Читать «Пристрастие к некрасивым женщинам» онлайн - страница 15

Ришар Мийе

«Бедный мой страшилка, ты, должно быть, так несчастен…»

V

Я был страшилкой, унаследовав уродство не от матери, чей достойный облик делал ее невиновной, а от отца, как все утверждали, хотя немногие знали или хотя бы видели, как он выглядел. Он был для местных в некотором роде чужаком, родом из Бор-лез-Орг, городка, расположенного в шестидесяти километрах от Сьома, на границе Лимузена и Оверни. Единственным достойным выходцем из этого городка был Жан-Франсуа Мармонтель, известный писатель времен Просвещения, ныне почти забытый даже в самом Боре. Настолько же забытый, как и мой отец, с которым мать повстречалась не знаю даже где. Городской человек, чью семью в Сьоме не знали, все свое время проводил в дороге, словно цыган. Работа перевозчика несколько раз приводила его в Сьом, где Жак Лов принимал от него лес. Лова бросила жена примерно в то же самое время, когда отец разошелся с моей матерью. Мне было десять лет, и я жалел его сына Тома, моего молчаливого и одинокого однокашника в школе Сьома. По причине того, что гораздо более жестоко быть брошенным матерью, особенно такой красивой, какой была Ан-Мари Лов, Том всю жизнь старался отыскать ее в Париже, а вот я старался всячески забыть лицо отца, которого я почти не знал. Тот погиб в автокатастрофе спустя несколько лет, вечером, неподалеку от Коссада, в департаменте Тарн-и-Гаронна, оставив мне в наследство лишь круглое мрачное лицо со слишком густыми бровями. Если я не ошибаюсь, мать убрала все его фотографии: мужчины с толстыми руками и широкими плечами, косноязычного, молчаливого, даже частенько хмурого, словно не находившего места среди нас. Эти воспоминания могли бы мне помешать верить в супружескую любовь. Еще одно воспоминание, такое же смутное: сентябрьский вечер, когда он пришел со своим служащим грузить мебель из нашего дома в ́Бор-лез-Орг, чтобы перевезти его в домик, который сняла мать на окраине Сьома, дабы избежать позора брошенной жены, а также запаха кожевенного завода, пропитавшего в то время всю долину. Вывозилась вся мебель, без исключения, словно он не хотел оставить ничего, что должно было быть с ним до самой смерти. Возможно, он предчувствовал смертельный исход, хотя некоторые говорили, что он сам ее вызвал.

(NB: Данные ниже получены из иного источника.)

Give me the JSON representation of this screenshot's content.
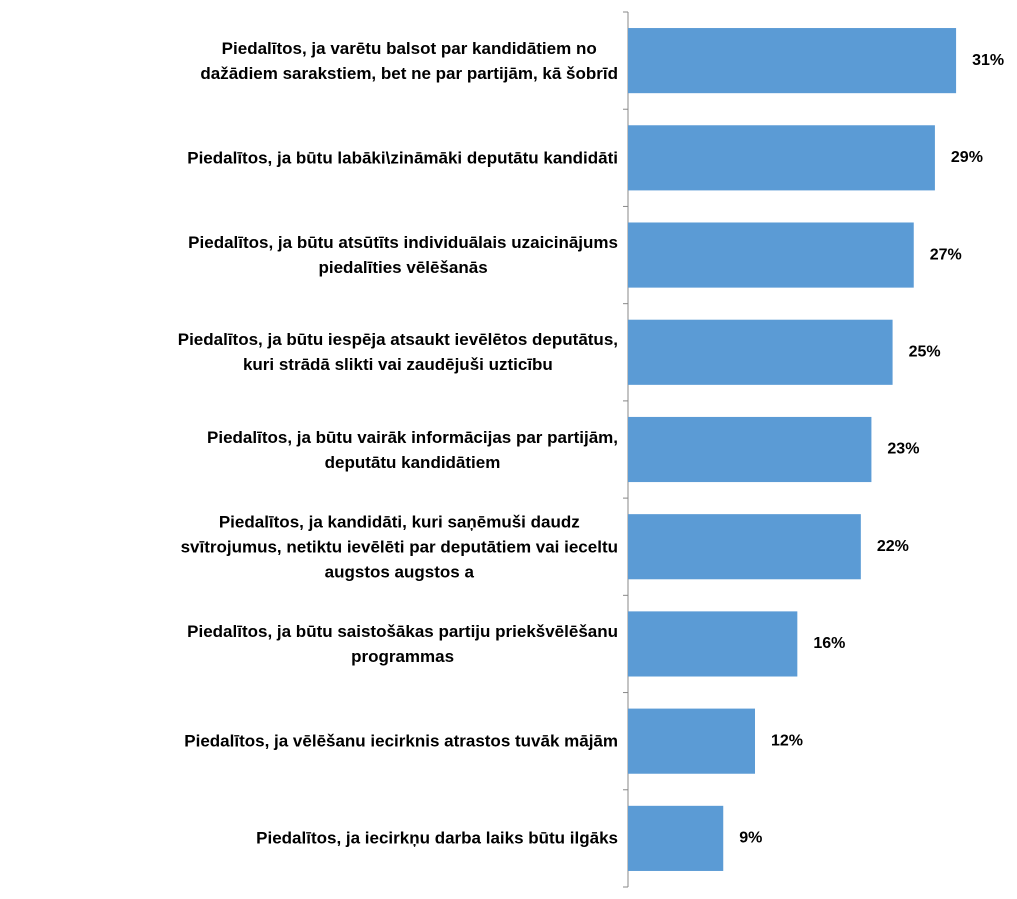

«Вся жизнь – это бесконечная неудача», – сказала потом мне сестра в одном из редких разговоров об отце. Я удивился, услышав от нее такую общеизвестную истину, одну из тех общих фраз, которые она сама же критиковала. Эта фраза напоминала рассказ «Надлом» Фицджеральда, этого писателя ни она, ни я не любили, разве что кроме этого высказывания, слишком известного, чтобы его употребляли такие люди, как мы, всегда стремившиеся к истине.

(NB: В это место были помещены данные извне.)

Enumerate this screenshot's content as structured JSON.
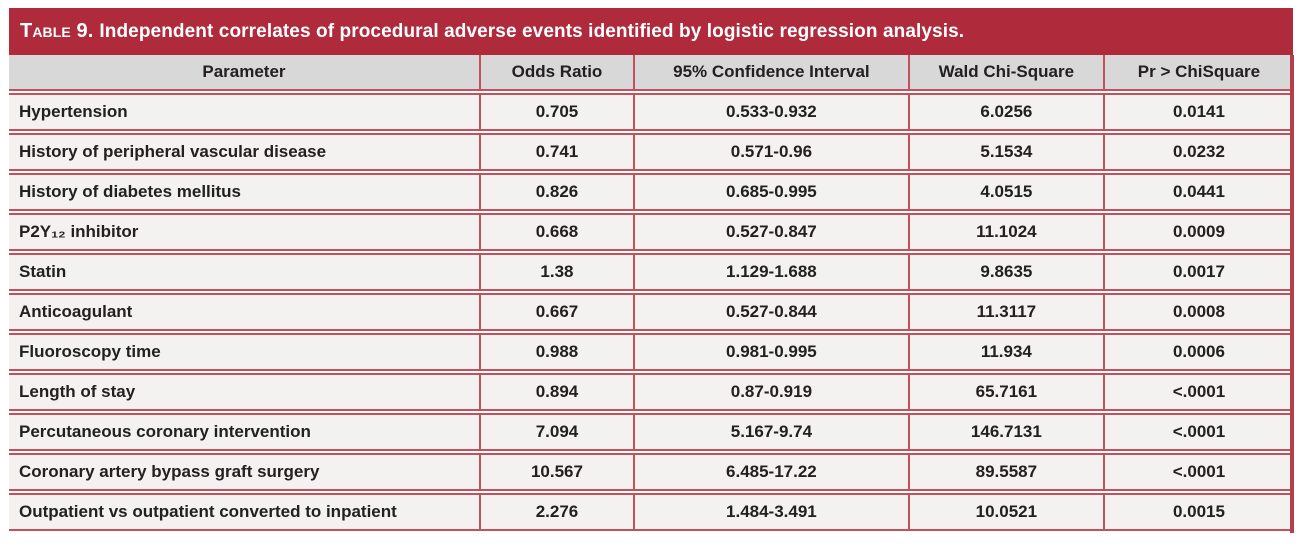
{
  "colors": {
    "title_bar_bg": "#AF2B3B",
    "title_text": "#FFFFFF",
    "header_bg": "#D9D8D9",
    "row_bg": "#F4F1F1",
    "grid_red": "#C2515C",
    "outer_right_red": "#B23F4A",
    "body_text": "#242021"
  },
  "table": {
    "title_prefix": "Table 9.",
    "title_rest": "Independent correlates of procedural adverse events identified by logistic regression analysis.",
    "columns": [
      "Parameter",
      "Odds Ratio",
      "95% Confidence Interval",
      "Wald Chi-Square",
      "Pr > ChiSquare"
    ],
    "rows": [
      [
        "Hypertension",
        "0.705",
        "0.533-0.932",
        "6.0256",
        "0.0141"
      ],
      [
        "History of peripheral vascular disease",
        "0.741",
        "0.571-0.96",
        "5.1534",
        "0.0232"
      ],
      [
        "History of diabetes mellitus",
        "0.826",
        "0.685-0.995",
        "4.0515",
        "0.0441"
      ],
      [
        "P2Y₁₂ inhibitor",
        "0.668",
        "0.527-0.847",
        "11.1024",
        "0.0009"
      ],
      [
        "Statin",
        "1.38",
        "1.129-1.688",
        "9.8635",
        "0.0017"
      ],
      [
        "Anticoagulant",
        "0.667",
        "0.527-0.844",
        "11.3117",
        "0.0008"
      ],
      [
        "Fluoroscopy time",
        "0.988",
        "0.981-0.995",
        "11.934",
        "0.0006"
      ],
      [
        "Length of stay",
        "0.894",
        "0.87-0.919",
        "65.7161",
        "<.0001"
      ],
      [
        "Percutaneous coronary intervention",
        "7.094",
        "5.167-9.74",
        "146.7131",
        "<.0001"
      ],
      [
        "Coronary artery bypass graft surgery",
        "10.567",
        "6.485-17.22",
        "89.5587",
        "<.0001"
      ],
      [
        "Outpatient vs outpatient converted to inpatient",
        "2.276",
        "1.484-3.491",
        "10.0521",
        "0.0015"
      ]
    ]
  },
  "chart_data": {
    "type": "table",
    "title": "TABLE 9. Independent correlates of procedural adverse events identified by logistic regression analysis.",
    "columns": [
      "Parameter",
      "Odds Ratio",
      "95% Confidence Interval",
      "Wald Chi-Square",
      "Pr > ChiSquare"
    ],
    "rows": [
      [
        "Hypertension",
        "0.705",
        "0.533-0.932",
        "6.0256",
        "0.0141"
      ],
      [
        "History of peripheral vascular disease",
        "0.741",
        "0.571-0.96",
        "5.1534",
        "0.0232"
      ],
      [
        "History of diabetes mellitus",
        "0.826",
        "0.685-0.995",
        "4.0515",
        "0.0441"
      ],
      [
        "P2Y₁₂ inhibitor",
        "0.668",
        "0.527-0.847",
        "11.1024",
        "0.0009"
      ],
      [
        "Statin",
        "1.38",
        "1.129-1.688",
        "9.8635",
        "0.0017"
      ],
      [
        "Anticoagulant",
        "0.667",
        "0.527-0.844",
        "11.3117",
        "0.0008"
      ],
      [
        "Fluoroscopy time",
        "0.988",
        "0.981-0.995",
        "11.934",
        "0.0006"
      ],
      [
        "Length of stay",
        "0.894",
        "0.87-0.919",
        "65.7161",
        "<.0001"
      ],
      [
        "Percutaneous coronary intervention",
        "7.094",
        "5.167-9.74",
        "146.7131",
        "<.0001"
      ],
      [
        "Coronary artery bypass graft surgery",
        "10.567",
        "6.485-17.22",
        "89.5587",
        "<.0001"
      ],
      [
        "Outpatient vs outpatient converted to inpatient",
        "2.276",
        "1.484-3.491",
        "10.0521",
        "0.0015"
      ]
    ]
  }
}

У моей сестры, моей старшей сильной сестры, тоже были моменты отчаяния. Они делали ее более дорогой и заставляли меня понимать, что до той поры я никогда не задавался вопросом, любил ли я ее. Она была всегда: до меня, во времена моего детства и юности, потом во взрослой жизни. И я даже представить себе не мог, что ее не будет, когда я покину этот мир. Я никогда даже не задумывался, была ли она доброй или просто милой: она была твердой и даже более, чем мать, закалена жизнью, каждый ее день походил на победу над подстерегавшим головокружением, которому я со своей стороны готов был отдаться. Заслонившись своей уверенностью, я никогда не старался узнать, кем же была моя сестра. Элиана всегда была для меня старшей сестрой, откровеннее, чем мать, она открыла мое положение уродливого человека, а потом всю жизнь пыталась залечить рану, нанесенную мне ими обеими. Не то чтобы она пожертвовала собой ради меня, нет, сестра заняла место матери, следила за моими домашними заданиями, покупала книги, одевала, готовила поесть, так как мать часто отсутствовала на работе и есть нам приходилось одним. Потом она взяла меня с собой в Юссель, где преподавала в лицее. Я был счастлив, что уехал из Сьома, где мое положение страшилки не позволяло жить нормальной жизнью. Если вообще где-то могла существовать нормальная жизнь для такого, как я, и даже для всех. Ведь жизнь, с какой стороны не посмотри, – что-то вроде катастрофы, а общество, другие люди, время заставляют нас смириться с этим.